Principal allié du régime cubain, le Venezuela se retrouve isolé après l'annonce du rapprochement entre Cuba et les États-Unis, ce qui pourrait forcer le président Nicolas Maduro à infléchir son discours anti-américain, dans un contexte de grave crise économique.

«Cette annonce bouscule le gouvernement de Maduro dans sa politique envers les États-Unis, y compris dans le discours politique en interne, qui était fondé en grande mesure sur la lutte anti-impérialiste et la condamnation de l'embargo américain sur Cuba», explique à l'AFP le politologue Nicmer Evans, d'un courant critique du chavisme.

Dès mercredi le principal opposant, Henrique Capriles, a mis la pression sur Maduro : «pendant que Cuba cherche à améliorer ses relations diplomatiques et commerciales avec les États-Unis, le gouvernement de Nicolas cherche à empirer les siennes, pour les utiliser comme écran de fumée et détourner l'attention de la grave crise économique et sociale que nous vivons».

Affichant une inflation annuelle de plus de 60% et une grave pénurie qui touche 40% des biens de première nécessité, le Venezuela serait proche du défaut de paiement selon de nombreux analystes.

La situation s'aggrave de jour en jour avec la chute des cours du pétrole, dans ce pays qui dispose pourtant des plus importantes réserves de brut au monde... et qui est aussi le principal soutien économique de Cuba.

Cet aspect a sans doute joué un rôle-clé dans la réconciliation historique annoncée mercredi, Cuba craignant que la mauvaise santé de son allié n'affecte l'aide qu'il apporte à l'île.

Venezuela fournit 60% de son pétrole, avec des facilités de paiement, et lui achète les services de quelque 40 000 professionnels, dont 30 000 médecins et infirmiers.

Pour l'économiste cubain Pavel Vidal, de l'université de Cali (Colombie), le rapprochement «est un effort de plus que fait le gouvernement (cubain) pour diversifier son économie et réduire la dépendance du Venezuela».

Il calcule qu'en cas d'interruption du commerce entre Caracas et La Havane, Cuba plongerait dans «quatre années de récession».

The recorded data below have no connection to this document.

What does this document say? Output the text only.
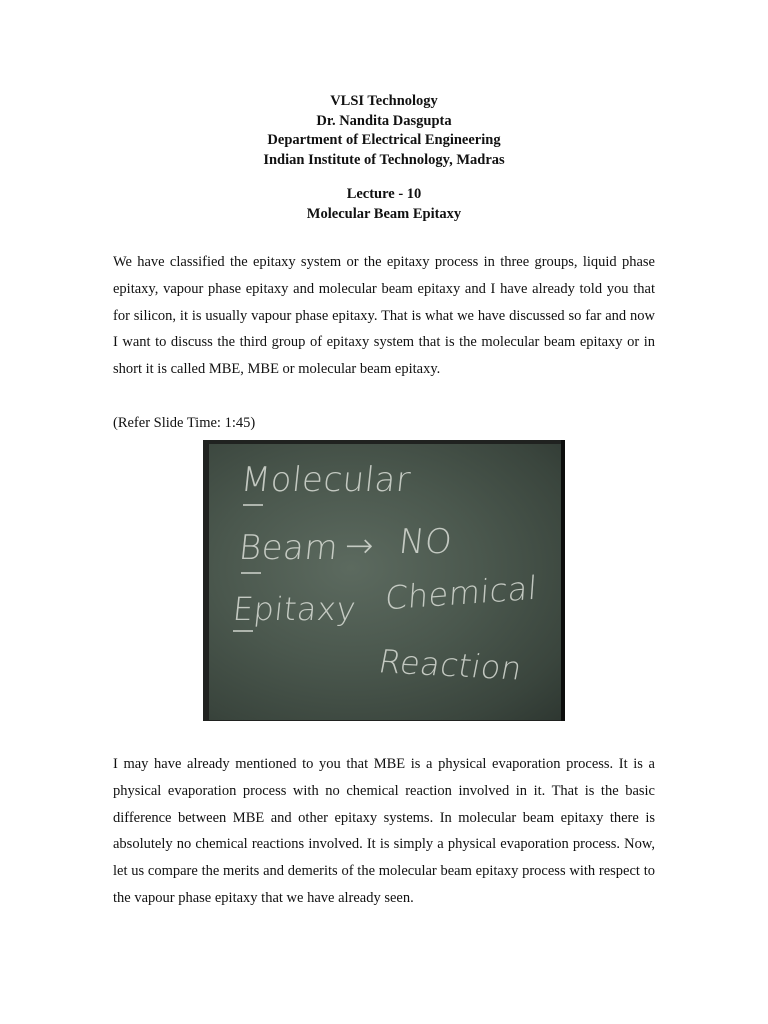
VLSI Technology
Dr. Nandita Dasgupta
Department of Electrical Engineering
Indian Institute of Technology, Madras
Lecture - 10
Molecular Beam Epitaxy

We have classified the epitaxy system or the epitaxy process in three groups, liquid phase epitaxy, vapour phase epitaxy and molecular beam epitaxy and I have already told you that for silicon, it is usually vapour phase epitaxy. That is what we have discussed so far and now I want to discuss the third group of epitaxy system that is the molecular beam epitaxy or in short it is called MBE, MBE or molecular beam epitaxy.

(Refer Slide Time: 1:45)

Molecular
Beam → NO
Epitaxy Chemical
Reaction

I may have already mentioned to you that MBE is a physical evaporation process. It is a physical evaporation process with no chemical reaction involved in it. That is the basic difference between MBE and other epitaxy systems. In molecular beam epitaxy there is absolutely no chemical reactions involved. It is simply a physical evaporation process. Now, let us compare the merits and demerits of the molecular beam epitaxy process with respect to the vapour phase epitaxy that we have already seen.
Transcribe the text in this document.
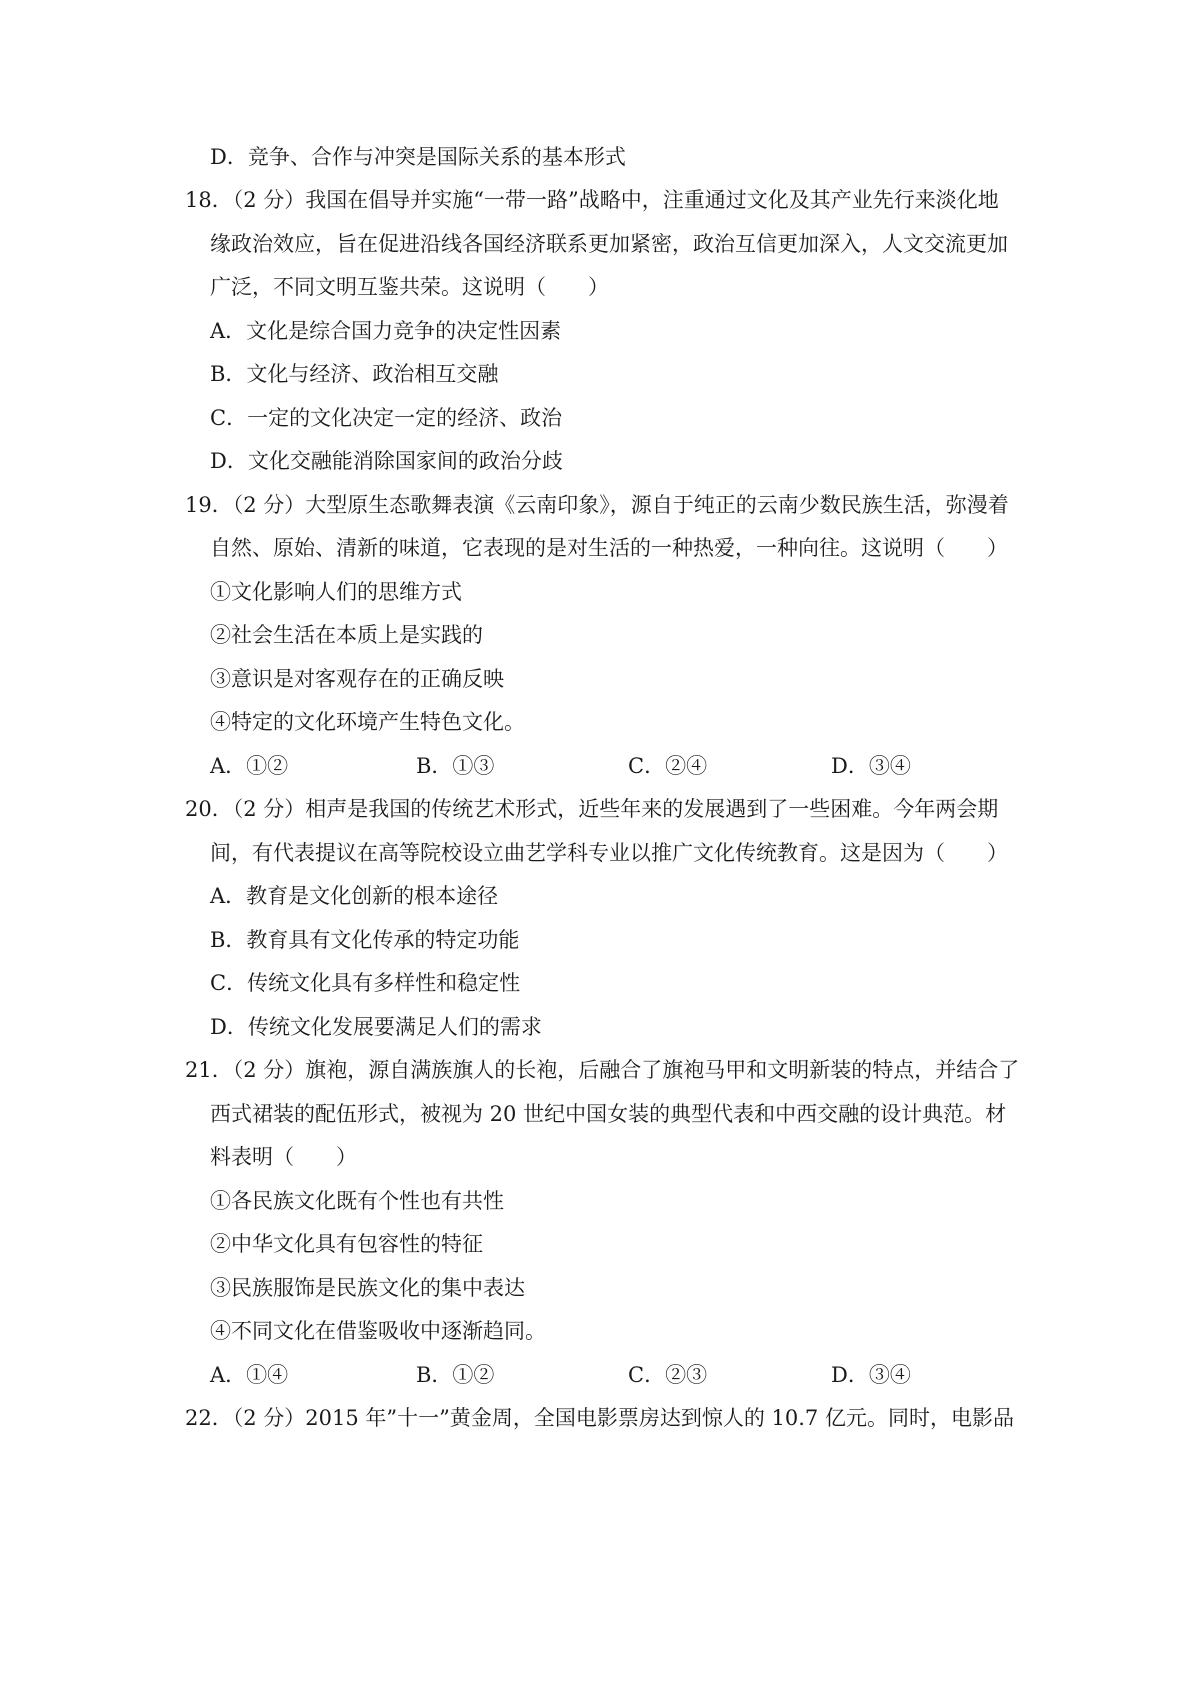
D．竞争、合作与冲突是国际关系的基本形式
18．（2 分）我国在倡导并实施“一带一路”战略中，注重通过文化及其产业先行来淡化地
缘政治效应，旨在促进沿线各国经济联系更加紧密，政治互信更加深入，人文交流更加
广泛，不同文明互鉴共荣。这说明（　　）
A．文化是综合国力竞争的决定性因素
B．文化与经济、政治相互交融
C．一定的文化决定一定的经济、政治
D．文化交融能消除国家间的政治分歧
19．（2 分）大型原生态歌舞表演《云南印象》，源自于纯正的云南少数民族生活，弥漫着
自然、原始、清新的味道，它表现的是对生活的一种热爱，一种向往。这说明（　　）
①文化影响人们的思维方式
②社会生活在本质上是实践的
③意识是对客观存在的正确反映
④特定的文化环境产生特色文化。
A．①②	B．①③	C．②④	D．③④
20．（2 分）相声是我国的传统艺术形式，近些年来的发展遇到了一些困难。今年两会期
间，有代表提议在高等院校设立曲艺学科专业以推广文化传统教育。这是因为（　　）
A．教育是文化创新的根本途径
B．教育具有文化传承的特定功能
C．传统文化具有多样性和稳定性
D．传统文化发展要满足人们的需求
21．（2 分）旗袍，源自满族旗人的长袍，后融合了旗袍马甲和文明新装的特点，并结合了
西式裙装的配伍形式，被视为 20 世纪中国女装的典型代表和中西交融的设计典范。材
料表明（　　）
①各民族文化既有个性也有共性
②中华文化具有包容性的特征
③民族服饰是民族文化的集中表达
④不同文化在借鉴吸收中逐渐趋同。
A．①④	B．①②	C．②③	D．③④
22．（2 分）2015 年”十一”黄金周，全国电影票房达到惊人的 10.7 亿元。同时，电影品
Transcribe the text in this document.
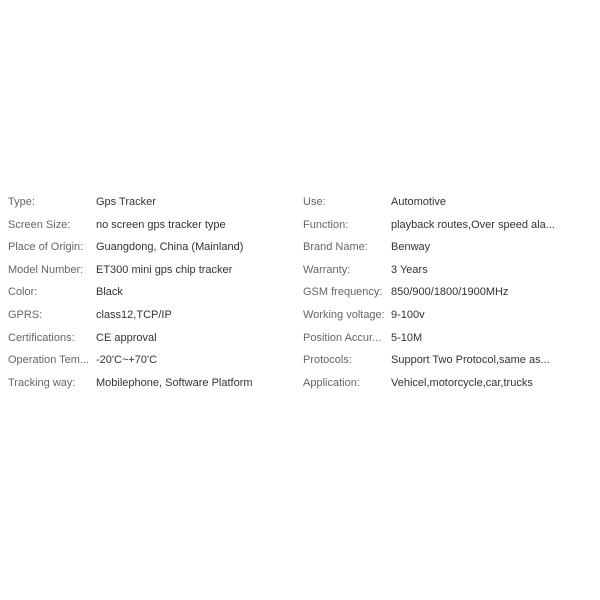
Type:	Gps Tracker	Use:	Automotive
Screen Size:	no screen gps tracker type	Function:	playback routes,Over speed ala...
Place of Origin:	Guangdong, China (Mainland)	Brand Name:	Benway
Model Number:	ET300 mini gps chip tracker	Warranty:	3 Years
Color:	Black	GSM frequency: 850/900/1800/1900MHz
GPRS:	class12,TCP/IP	Working voltage: 9-100v
Certifications:	CE approval	Position Accur... 5-10M
Operation Tem... -20'C~+70'C	Protocols:	Support Two Protocol,same as...
Tracking way:	Mobilephone, Software Platform	Application:	Vehicel,motorcycle,car,trucks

«Cuba a vécu l'expérience de la période spéciale dans les années 1990, quand le soutien économique des pays du Pacte de Varsovie a soudainement chuté», raconte Milos Alcalay, diplomate qui fut vice-ministre des Affaires étrangères du pays.

Donc «la crise économique structurelle au Venezuela a mené (le président cubain Raul) Castro à chercher une alternative pour ne pas être pris par surprise».

Compagnon de diatribe 

La surprise a été pour le Venezuela car, pendant qu'il négociait secrètement avec les États-Unis en vue d'un rapprochement, «tout indique que (Raul) Castro n'a pas parlé de cela avec Maduro», selon Milos Alcalay.

Jusqu'à présent, Caracas avait trouvé en l'île communiste un compagnon de diatribe anti-américaine.

Désormais, «il est significatif qu'au moment où la confrontation verbale du Venezuela envers les États-Unis remonte d'un cran, Cuba adopte cette position constructive», note le diplomate : «la ligne de radicalisation de Maduro face aux États-Unis contraste avec la voie du dialogue adoptée par Cuba, mais cela pourrait changer».

Imitant la posture de son prédécesseur et mentor Hugo Chavez décédé en 2013, Nicolas Maduro est habituellement très acerbe envers les États-Unis, et les deux pays n'ont plus d'ambassadeur dans leurs capitales respectives depuis 2010.

L'annonce récente de sanctions prévues par le Congrès américain contre les Vénézuéliens impliqués dans la répression de manifestations n'avait fait qu'accentuer sa virulence.

«Idiots», disait encore le dirigeant chaviste il y a quelques jours, qualifiant ces sanctions de «stupides».

Mercredi, avant l'annonce historique de Raul Castro et Barack Obama, Nicolas Maduro essayait d'ailleurs de convaincre Brésil, Argentine, Uruguay et Paraguay, réunis avec lui pour le sommet du Mercosur en Argentine, de soutenir une déclaration contre les États-Unis, en raison de ces sanctions.

Quelques heures plus tard, le ton avait nettement changé : «le geste d'Obama est courageux et nécessaire pour l'Histoire», saluait-il.

«Les difficultés économiques croissantes du Venezuela et les troubles potentiels pourraient l'inciter à considérer ces meilleures relations comme une possible menace à long terme», souligne le cabinet de conseils américain Stratfor.

Pour y remédier, il pourrait être tenté d'imiter Raul Castro : «Maduro pourrait avoir une motivation supplémentaire pour chercher son propre rapprochement avec les États-Unis», ajoute le cabinet, rappelant que des discussions ont été menées ces derniers mois, pour l'instant sans succès.